Обиженный Спунер убрался, закрыв дверь довольно резко, насколько у него хватило смелости. Управляющий снова повернулся к Питту и чуть покачал головой.

– Шоу… – напомнил ему инспектор.

– Некоторые женщины вполне могли в него влюбиться, вполне, – продолжил управляющий, снова покачав головой. – Такое случается. Странные это отношения – врач и пациентка; они настолько личные, но одновременно и практические, так что в какой-то мере в них соблюдается определенная дистанция. Не единожды бывало и такое, что эти отношения выходили из-под контроля или кто-то неправильно их понял – например, муж или отец пациентки. – Он вытянул губы. – Ни для кого не секрет, что Альфред Латтеруорт считает, что его дочь слишком высокого мнения о Шоу и настаивает на том, чтобы посещать его одной, без сопровождения, а также отказывается обсуждать то, что происходит между ними и какой у нее может быть недуг. Красивая девушка, многообещающая. Старина Латтеруорт сделал себе состояние на хлопке. Не знаю, кто еще мог положить на нее глаз. Сам-то я живу не в Хайгейте.

– Благодарю вас, сэр, – искренне поблагодарил его Питт. – Вы потратили на меня столько времени и очень помогли мне – по крайней мере, в исключении некоторых возможных подозреваемых.

– Не завидую я вам с этой вашей работой, – ответил управляющий. – Я-то полагал, что это у меня трудная работенка, однако, боюсь, ваша будет потруднее. Доброго вам дня.

Когда Томас вышел из здания больницы, осенний вечер уже опустил на землю мрак, и газовые фонари уже были зажжены. На дворе стоял октябрь, и первые опавшие листья похрустывали под ногами, когда инспектор направлялся к перекрестку, где можно было поймать кеб. Воздух был прозрачен и чист, и это заставляло предполагать, что через неделю-две ударят морозы. Бесконечно далекие звезды посверкивали в небе, блестели и подмигивали в холодном воздухе. Здесь, в Хайгейте, не было ни тумана, поднимавшегося от реки, ни дымов от заводов и фабрик, не было и плотно населенных домов, тесно прижавшихся друг к другу. Томас ощущал порывы ветерка, дующего с полей, чувствовал приносимые им запахи, слышал лай собак в отдалении. Надо бы как-нибудь забрать Шарлотту и детей и выехать на недельку в деревню. Она уже давно никуда не выбиралась из Блумсбери. Ей это понравится. И Питт начал размышлять о том, как бы что-нибудь сэкономить, хоть немного, чтобы собрать достаточно деньжат для осуществления этой идеи, и представил себе ее лицо, когда он ей об этом скажет. Пока что надо держать это при себе, пока не придет время.

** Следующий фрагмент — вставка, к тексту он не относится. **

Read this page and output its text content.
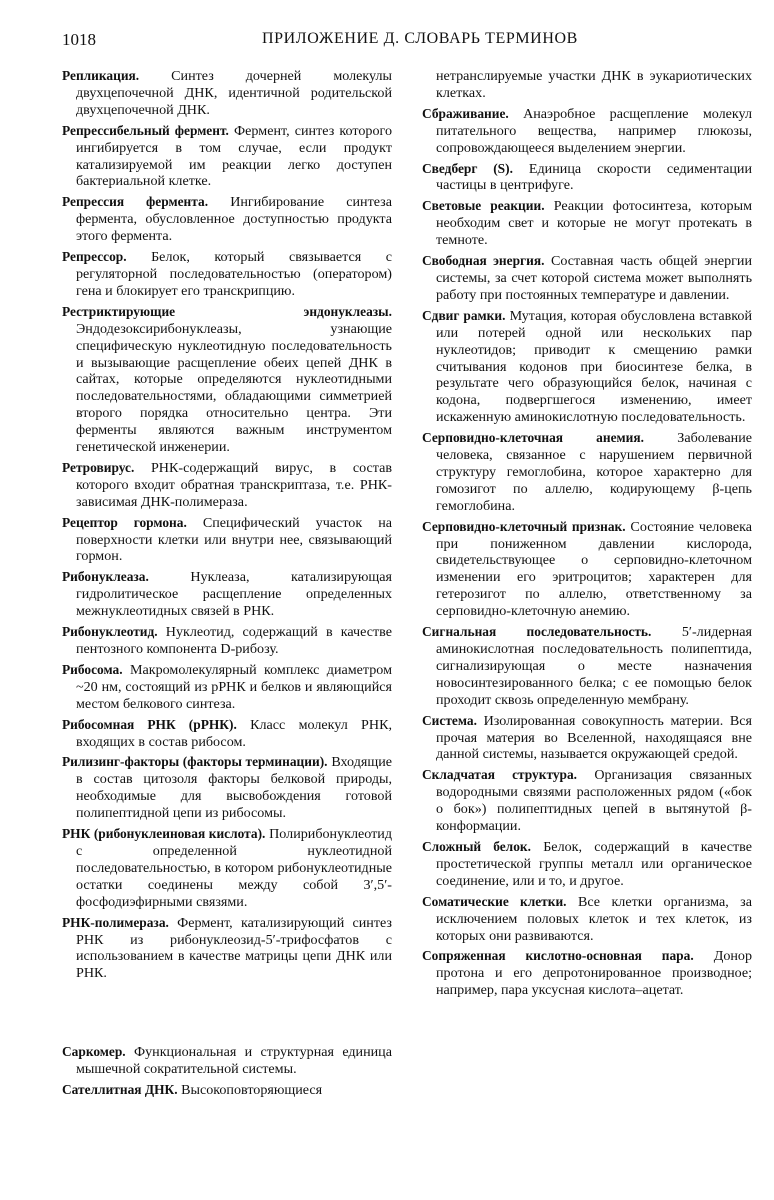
1018	ПРИЛОЖЕНИЕ Д. СЛОВАРЬ ТЕРМИНОВ
Репликация. Синтез дочерней молекулы двухцепочечной ДНК, идентичной родительской двухцепочечной ДНК.
Репрессибельный фермент. Фермент, синтез которого ингибируется в том случае, если продукт катализируемой им реакции легко доступен бактериальной клетке.
Репрессия фермента. Ингибирование синтеза фермента, обусловленное доступностью продукта этого фермента.
Репрессор. Белок, который связывается с регуляторной последовательностью (оператором) гена и блокирует его транскрипцию.
Рестриктирующие эндонуклеазы. Эндодезоксирибонуклеазы, узнающие специфическую нуклеотидную последовательность и вызывающие расщепление обеих цепей ДНК в сайтах, которые определяются нуклеотидными последовательностями, обладающими симметрией второго порядка относительно центра. Эти ферменты являются важным инструментом генетической инженерии.
Ретровирус. РНК-содержащий вирус, в состав которого входит обратная транскриптаза, т.е. РНК-зависимая ДНК-полимераза.
Рецептор гормона. Специфический участок на поверхности клетки или внутри нее, связывающий гормон.
Рибонуклеаза.	Нуклеаза, катализирующая гидролитическое расщепление определенных межнуклеотидных связей в РНК.
Рибонуклеотид. Нуклеотид, содержащий в качестве пентозного компонента D-рибозу.
Рибосома. Макромолекулярный комплекс диаметром ~20 нм, состоящий из рРНК и белков и являющийся местом белкового синтеза.
Рибосомная РНК (рРНК). Класс молекул РНК, входящих в состав рибосом.
Рилизинг-факторы (факторы терминации). Входящие в состав цитозоля факторы белковой природы, необходимые для высвобождения готовой полипептидной цепи из рибосомы.
РНК (рибонуклеиновая кислота). Полирибонуклеотид с определенной нуклеотидной последовательностью, в котором рибонуклеотидные остатки соединены между собой 3′,5′-фосфодиэфирными связями.
РНК-полимераза. Фермент, катализирующий синтез РНК из рибонуклеозид-5′-трифосфатов с использованием в качестве матрицы цепи ДНК или РНК.
Саркомер. Функциональная и структурная единица мышечной сократительной системы.
Сателлитная ДНК. Высокоповторяющиеся
нетранслируемые участки ДНК в эукариотических клетках.
Сбраживание. Анаэробное расщепление молекул питательного вещества, например глюкозы, сопровождающееся выделением энергии.
Сведберг (S). Единица скорости седиментации частицы в центрифуге.
Световые реакции. Реакции фотосинтеза, которым необходим свет и которые не могут протекать в темноте.
Свободная энергия. Составная часть общей энергии системы, за счет которой система может выполнять работу при постоянных температуре и давлении.
Сдвиг рамки. Мутация, которая обусловлена вставкой или потерей одной или нескольких пар нуклеотидов; приводит к смещению рамки считывания кодонов при биосинтезе белка, в результате чего образующийся белок, начиная с кодона, подвергшегося изменению, имеет искаженную аминокислотную последовательность.
Серповидно-клеточная анемия. Заболевание человека, связанное с нарушением первичной структуру гемоглобина, которое характерно для гомозигот по аллелю, кодирующему β-цепь гемоглобина.
Серповидно-клеточный признак. Состояние человека при пониженном давлении кислорода, свидетельствующее о серповидно-клеточном изменении его эритроцитов; характерен для гетерозигот по аллелю, ответственному за серповидно-клеточную анемию.
Сигнальная последовательность. 5′-лидерная аминокислотная последовательность полипептида, сигнализирующая о месте назначения новосинтезированного белка; с ее помощью белок проходит сквозь определенную мембрану.
Система. Изолированная совокупность материи. Вся прочая материя во Вселенной, находящаяся вне данной системы, называется окружающей средой.
Складчатая структура. Организация связанных водородными связями расположенных рядом («бок о бок») полипептидных цепей в вытянутой β-конформации.
Сложный белок. Белок, содержащий в качестве простетической группы металл или органическое соединение, или и то, и другое.
Соматические клетки. Все клетки организма, за исключением половых клеток и тех клеток, из которых они развиваются.
Сопряженная кислотно-основная пара. Донор протона и его депротонированное производное; например, пара уксусная кислота–ацетат.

Он шел по протоптанной тропинке и так глубоко задумался, что первый встреченный кеб проехал мимо и успел перевалить через вершину холма и исчезнуть из виду, прежде чем он это осознал.

На следующее утро Томас вернулся в Хайгейт в надежде узнать, не удалось ли Мёрдо выяснить что-нибудь интересное; но того не было на месте, он явно уже шел по горячему следу и оставил на столе лишь краткие заметки. Питт поблагодарил дежурного сержанта, который все еще злился на него за вторжение в дела их участка, с которыми, как он полагал, они вполне могли бы справиться и сами. Инспектор вышел на улицу и отправился обратно в больницу с целью побеседовать с дворецким доктора Шоу.